Why so prevalent?  Among more obvious reasons, hormones impact how neurotransmitters work and thus directly impact psychological and emotional functioning.  Things we do repeatedly in life create “superhighways” of heightened connections in the brain.  Dr. Gillett hypothesizes that patients with Cushing’s and/or adrenal insufficiency (AI) are more likely to be and stay depressed and full of anxiety because our brains have repeated the stress response so often that they have become trained to exaggerate it with every single thing that comes our way in life.
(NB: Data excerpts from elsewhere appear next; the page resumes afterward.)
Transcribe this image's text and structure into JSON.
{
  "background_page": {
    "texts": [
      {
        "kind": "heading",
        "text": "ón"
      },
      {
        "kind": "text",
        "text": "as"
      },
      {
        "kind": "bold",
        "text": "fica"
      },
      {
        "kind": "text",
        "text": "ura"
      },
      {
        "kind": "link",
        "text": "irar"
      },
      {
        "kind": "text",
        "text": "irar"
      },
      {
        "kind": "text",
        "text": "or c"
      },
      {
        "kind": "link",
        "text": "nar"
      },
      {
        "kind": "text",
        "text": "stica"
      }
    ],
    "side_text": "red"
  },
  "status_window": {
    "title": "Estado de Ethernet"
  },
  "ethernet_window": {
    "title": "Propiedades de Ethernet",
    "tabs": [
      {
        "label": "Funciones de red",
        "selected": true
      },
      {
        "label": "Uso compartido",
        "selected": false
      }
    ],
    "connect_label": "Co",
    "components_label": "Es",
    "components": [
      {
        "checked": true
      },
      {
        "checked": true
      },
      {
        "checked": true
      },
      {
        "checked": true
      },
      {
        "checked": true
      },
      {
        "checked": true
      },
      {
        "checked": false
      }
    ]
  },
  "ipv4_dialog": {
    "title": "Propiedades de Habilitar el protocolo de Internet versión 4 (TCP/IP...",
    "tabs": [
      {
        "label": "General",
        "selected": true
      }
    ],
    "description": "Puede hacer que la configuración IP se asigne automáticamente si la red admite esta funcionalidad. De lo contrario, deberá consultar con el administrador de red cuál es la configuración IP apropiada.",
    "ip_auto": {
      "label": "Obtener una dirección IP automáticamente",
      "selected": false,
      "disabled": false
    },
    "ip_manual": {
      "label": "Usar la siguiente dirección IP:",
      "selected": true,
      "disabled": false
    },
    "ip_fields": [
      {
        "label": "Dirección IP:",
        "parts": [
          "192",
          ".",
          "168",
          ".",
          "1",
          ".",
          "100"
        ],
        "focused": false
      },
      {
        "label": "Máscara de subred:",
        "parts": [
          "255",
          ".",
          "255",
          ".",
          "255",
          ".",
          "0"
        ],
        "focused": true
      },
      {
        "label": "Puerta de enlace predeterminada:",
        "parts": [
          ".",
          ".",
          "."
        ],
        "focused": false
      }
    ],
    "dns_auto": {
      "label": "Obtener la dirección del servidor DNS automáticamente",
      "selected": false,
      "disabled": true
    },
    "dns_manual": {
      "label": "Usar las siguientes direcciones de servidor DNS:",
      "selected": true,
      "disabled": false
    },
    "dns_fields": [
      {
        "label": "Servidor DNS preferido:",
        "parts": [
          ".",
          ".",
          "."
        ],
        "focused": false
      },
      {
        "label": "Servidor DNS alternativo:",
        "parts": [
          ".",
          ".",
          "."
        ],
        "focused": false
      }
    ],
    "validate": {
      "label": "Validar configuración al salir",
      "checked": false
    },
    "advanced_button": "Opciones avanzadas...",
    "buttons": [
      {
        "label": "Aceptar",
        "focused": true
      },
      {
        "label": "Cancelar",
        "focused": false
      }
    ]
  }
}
It is an easy segue to address post-traumatic stress disorder (PTSD) and the high prevalence of its existence in relation to Cushing’s or Addison’s:

  • re-experience symptoms – bad dreams, frightening thoughts
  • avoidance symptoms – staying away from things that remind, emotionally numb, strong feelings of guilt, depression or worry, loss of interest in previous enjoyments
  • hyperarousal symptoms – easily startled, quick to respond

Many pieces of news we get on the Cushing’s journey are sad.  The way we feel makes us sad.  If we also have a little (or a lot of) depression going on, it might be difficult to always tell the difference.  The following are examples of feelings that are not just sadness:

  • it is hard to still enjoy things you like
  • your emotions are about a specific event or thing rather than general
  • you are not maintaining normal eating and sleeping routines
  • you have self-punishing or extremely self-critical thoughts
  • you have self-harming thoughts

Stress and anxiety often dress like each other but have some basic differences:

  • anxiety is internal, stress tends to be external
  • stress eventually comes to an end, anxiety is still there after the problem is resolved
  • in stress the worry is justified, in anxiety the worry is distorted and amplified
  • unlike stress, anxiety can bring on a panic attack (reported to feel like a heart attack, difficult time breathing, tightening of muscles, increase in heart rate and pulse, and flushing of the skin which is often hot and sweaty)

Other types of anxiety include but are not limited to OCD, panic disorder, and specific phobias.  Other challenges include but are not limited to substance abuse, the inescapable drag of “why me?”, and suicidal thoughts.  It isn’t easy, and if you already showed up to the game with some baggage, you have that many more reasons to create the softest landing spot for yourself when the burdens of these diseases really make themselves known in your life.  Please PERSIST and find a professional who can partner with you on your mental health.